Vizepräsident Vance reiste nach Pakistan, um mit einer hochrangigen iranischen Delegation zu verhandeln, laut Presseberichten wurden in vielen Punkten Fortschritte erzielt. Doch leider nutzte Präsident Trump diese Gelegenheit nicht – nach anderthalb Monaten Krieg, in denen zig Milliarden Dollar ausgegeben, jeder US-Stützpunkt in der Region beschädigt oder zerstört worden und Dutzende Militärflugzeuge verloren gegangen waren. Trump trat vielmehr aufs Gaspedal.
Nach 21-stündigen Verhandlungen scheiterten die Gespräche, angeblich weil die US-Seite erneut darauf bestand, dass Iran sein angereichertes Uran herausgibt, seine Atomanlagen zerstört und nie wieder Uran anreichert. Dies mag der von Israels Premierminister Benjamin Netanjahu bevorzugte „maximalistische“ Ansatz sein, doch es gibt keinen Grund für die USA, solche Forderungen zu stellen. Das Treffen in Pakistan war somit Zeitverschwendung – und die gesamte Waffenruhe war vermutlich ein Manöver, um den USA und Israel Zeit zur Neuformierung und Vorbereitung zu verschaffen.
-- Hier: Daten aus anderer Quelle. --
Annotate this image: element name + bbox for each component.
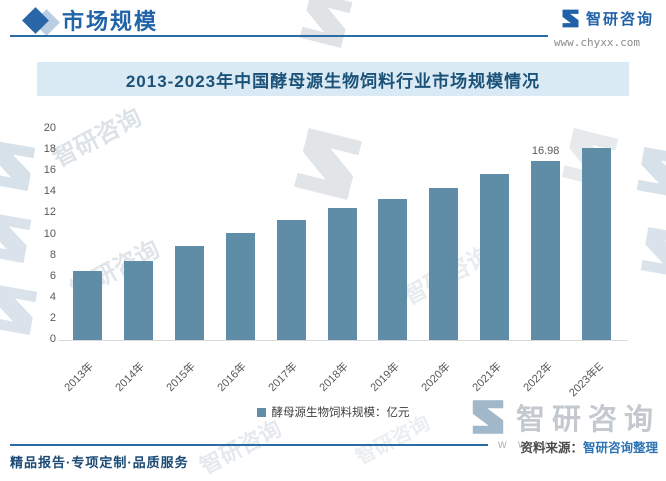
bar-2019年 [378,198,408,340]
brand-watermark-text: 智研咨询 [515,404,660,436]
brand-watermark-icon [634,222,666,282]
y-tick-label: 10 [43,227,56,240]
header-divider [10,35,548,37]
brand-logo: 智研咨询 [560,8,654,29]
source-note: 资料来源：智研咨询整理 [520,437,658,456]
bar-2014年 [123,260,153,340]
y-tick-label: 0 [49,333,56,345]
y-tick-label: 12 [43,206,56,219]
y-tick-label: 2 [49,311,56,324]
bar-2021年 [480,174,510,340]
section-title: 市场规模 [62,9,159,34]
legend-swatch [256,407,266,417]
bar-2023年E [582,148,612,340]
bar-value-label: 16.98 [531,144,560,157]
x-axis-line [58,340,628,341]
x-axis: 2013年 2014年 2015年 2016年 2017年 2018年 2019年 2020年… [62,344,622,406]
y-tick-label: 4 [49,290,56,303]
y-axis: 0 2 4 6 8 10 12 14 16 18 20 [0,122,56,345]
brand-watermark-text: 智研咨询 [195,415,286,480]
brand-logo-name: 智研咨询 [585,11,654,28]
y-tick-label: 18 [43,143,56,156]
bar-2013年 [72,271,102,340]
legend-label: 酵母源生物饲料规模：亿元 [271,407,410,419]
bottom-brand-watermark: 智研咨询 [468,396,660,438]
chart-title: 2013-2023年中国酵母源生物饲料行业市场规模情况 [37,62,629,96]
brand-watermark-icon [292,0,360,54]
brand-logo-icon [560,8,581,29]
bar-2017年 [276,219,306,340]
www-watermark-fragment: w w w [498,437,551,451]
bar-2015年 [174,246,204,340]
bar-2016年 [225,233,255,340]
bar-2022年 [531,160,561,340]
bar-2018年 [327,208,357,340]
footer-divider [10,444,488,446]
section-diamond-icon [22,7,60,36]
footer-tagline: 精品报告·专项定制·品质服务 [10,455,189,470]
source-value: 智研咨询整理 [582,441,658,455]
y-tick-label: 14 [43,185,56,198]
y-tick-label: 20 [43,122,56,134]
brand-url: www.chyxx.com [553,36,640,49]
y-tick-label: 8 [49,248,56,261]
plot-area: 16.98 [62,129,622,340]
brand-watermark-icon [630,142,666,202]
source-label: 资料来源： [520,441,583,455]
y-tick-label: 6 [49,269,56,282]
chart-legend: 酵母源生物饲料规模：亿元 [37,404,629,420]
y-tick-label: 16 [43,164,56,177]
bar-2020年 [429,188,459,340]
Unmittelbar nach dem Scheitern der Gespräche verschärfte ein zunehmend unberechenbarer Trump seine Drohungen gegen Iran. In den vergangenen Wochen schwankte er zwischen der Behauptung, die Straße von Hormus sei für die USA bedeutungslos, und der Forderung nach ihrer sofortigen Öffnung. Gestern verkündete er dann – über seinen Social-Media-Account –, dass das US-Militär die iranische Blockade der Straße von Hormus blockieren werde. Jedes Schiff, das einen iranischen Hafen verlässt, riskiert, geentert, inspiziert und möglicherweise beschlagnahmt zu werden.
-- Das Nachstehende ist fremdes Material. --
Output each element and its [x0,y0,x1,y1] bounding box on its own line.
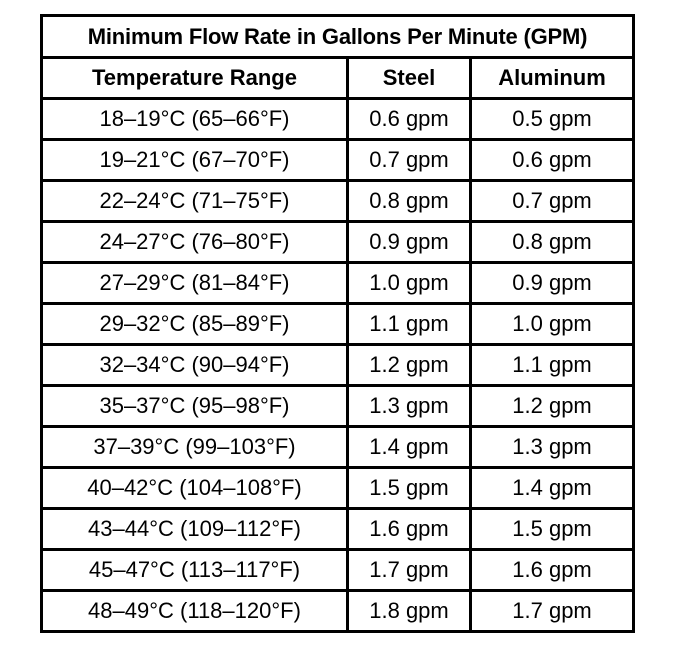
aluminum-cell: 0.9 gpm [468,261,636,305]
steel-cell: 1.6 gpm [346,507,472,551]
temperature-cell: 45–47°C (113–117°F) [40,548,349,592]
temperature-cell: 37–39°C (99–103°F) [40,425,349,469]
table-row: 43–44°C (109–112°F) 1.6 gpm 1.5 gpm [40,507,636,551]
aluminum-cell: 1.7 gpm [468,589,636,633]
table-body: 18–19°C (65–66°F) 0.6 gpm 0.5 gpm 19–21°C (… [40,97,636,633]
aluminum-cell: 1.5 gpm [468,507,636,551]
table-row: 18–19°C (65–66°F) 0.6 gpm 0.5 gpm [40,97,636,141]
steel-cell: 1.3 gpm [346,384,472,428]
table-row: 27–29°C (81–84°F) 1.0 gpm 0.9 gpm [40,261,636,305]
steel-cell: 0.8 gpm [346,179,472,223]
steel-cell: 1.2 gpm [346,343,472,387]
flow-rate-table: Minimum Flow Rate in Gallons Per Minute … [39,14,636,633]
steel-cell: 1.4 gpm [346,425,472,469]
header-row: Temperature Range Steel Aluminum [40,56,636,100]
aluminum-cell: 0.8 gpm [468,220,636,264]
temperature-cell: 27–29°C (81–84°F) [40,261,349,305]
temperature-cell: 35–37°C (95–98°F) [40,384,349,428]
table-row: 48–49°C (118–120°F) 1.8 gpm 1.7 gpm [40,589,636,633]
table-row: 22–24°C (71–75°F) 0.8 gpm 0.7 gpm [40,179,636,223]
aluminum-cell: 1.6 gpm [468,548,636,592]
aluminum-cell: 0.7 gpm [468,179,636,223]
table-title: Minimum Flow Rate in Gallons Per Minute … [39,14,636,59]
steel-cell: 1.7 gpm [346,548,472,592]
table-row: 45–47°C (113–117°F) 1.7 gpm 1.6 gpm [40,548,636,592]
temperature-cell: 19–21°C (67–70°F) [40,138,349,182]
steel-cell: 0.7 gpm [346,138,472,182]
temperature-cell: 40–42°C (104–108°F) [40,466,349,510]
table-row: 19–21°C (67–70°F) 0.7 gpm 0.6 gpm [40,138,636,182]
steel-cell: 1.1 gpm [346,302,472,346]
temperature-cell: 24–27°C (76–80°F) [40,220,349,264]
steel-cell: 1.5 gpm [346,466,472,510]
temperature-cell: 43–44°C (109–112°F) [40,507,349,551]
temperature-cell: 48–49°C (118–120°F) [40,589,349,633]
title-row: Minimum Flow Rate in Gallons Per Minute … [39,14,636,59]
aluminum-cell: 1.2 gpm [468,384,636,428]
table-row: 40–42°C (104–108°F) 1.5 gpm 1.4 gpm [40,466,636,510]
temperature-cell: 29–32°C (85–89°F) [40,302,349,346]
aluminum-cell: 1.3 gpm [468,425,636,469]
steel-cell: 1.8 gpm [346,589,472,633]
temperature-cell: 32–34°C (90–94°F) [40,343,349,387]
aluminum-cell: 1.0 gpm [468,302,636,346]
table-row: 37–39°C (99–103°F) 1.4 gpm 1.3 gpm [40,425,636,469]
temperature-cell: 22–24°C (71–75°F) [40,179,349,223]
header-aluminum: Aluminum [468,56,636,100]
aluminum-cell: 0.6 gpm [468,138,636,182]
table-row: 24–27°C (76–80°F) 0.9 gpm 0.8 gpm [40,220,636,264]
temperature-cell: 18–19°C (65–66°F) [40,97,349,141]
table-row: 32–34°C (90–94°F) 1.2 gpm 1.1 gpm [40,343,636,387]
table-row: 29–32°C (85–89°F) 1.1 gpm 1.0 gpm [40,302,636,346]
table-row: 35–37°C (95–98°F) 1.3 gpm 1.2 gpm [40,384,636,428]
steel-cell: 0.9 gpm [346,220,472,264]
steel-cell: 0.6 gpm [346,97,472,141]
header-steel: Steel [346,56,472,100]
aluminum-cell: 1.4 gpm [468,466,636,510]
header-temperature-range: Temperature Range [40,56,349,100]
steel-cell: 1.0 gpm [346,261,472,305]
aluminum-cell: 1.1 gpm [468,343,636,387]
aluminum-cell: 0.5 gpm [468,97,636,141]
Irans Einschränkung des Schiffsverkehrs in der Straße von Hormus hat die Ölpreise sowie die Preise für Düngemittel und verwandte Produkte in die Höhe getrieben. Die Inflation in den USA steigt. Die globalen Märkte geraten ins Wanken. Trumps weitere Einschränkung des Schiffsverkehrs im Persischen Golf durch seine eigene Blockade wird diesen Prozess nur beschleunigen. Es ist, als würde man ein Feuer mit Benzin bekämpfen. Und wenn die Huthis im Jemen als Reaktion auf Trumps Blockade des Iran das Rote Meer blockieren, könnte es sogar zu einer globalen Wirtschaftskrise kommen.
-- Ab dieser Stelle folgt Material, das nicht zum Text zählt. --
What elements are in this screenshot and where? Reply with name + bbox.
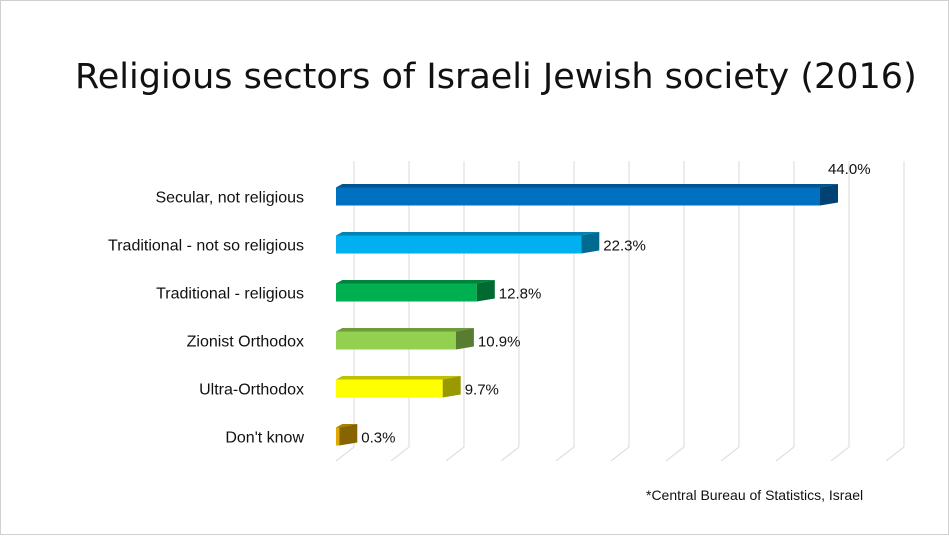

Man hat den Eindruck, dass Präsident Trump orientierungslos agiert und zunehmend unberechenbar wird. Er hatte erwartet, dass die Europäer, die Japaner und die Südkoreaner seine Bemühungen zur Öffnung der Straße unterstützen würden, doch stattdessen entschieden sie sich für eigene Abkommen mit Teheran und die Zahlung der Transitgebühren. Der Rest der Welt will keinen Krieg gegen den Iran. Nur die Trump-Regierung und Netanjahu wollen diesen Krieg.
Der Petrodollar gerät unter Druck, da die Zahlungen für die Durchfahrt durch die Straße von Hormus in chinesischen Yuan erfolgen. Der Dollar als globale Reservewährung wird herausgefordert, während das globale Imperium der USA selbst in Echtzeit infrage gestellt wird. Es ist an der Zeit, einen Ausweg zu finden und auch zu nehmen. Der US-Präsident scheint jedoch den entgegengesetzten Weg einzuschlagen.
Militärisches Material wird in rasantem Tempo in den Nahen Osten verlegt, und eine weitere US-Flugzeugträgergruppe nähert sich der Region. China hat die USA vor einer Einmischung in seinen Handel mit dem Iran gewarnt. Eine massive Eskalation bahnt sich an, und der Kongress erhebt weiterhin seine Stimme nicht.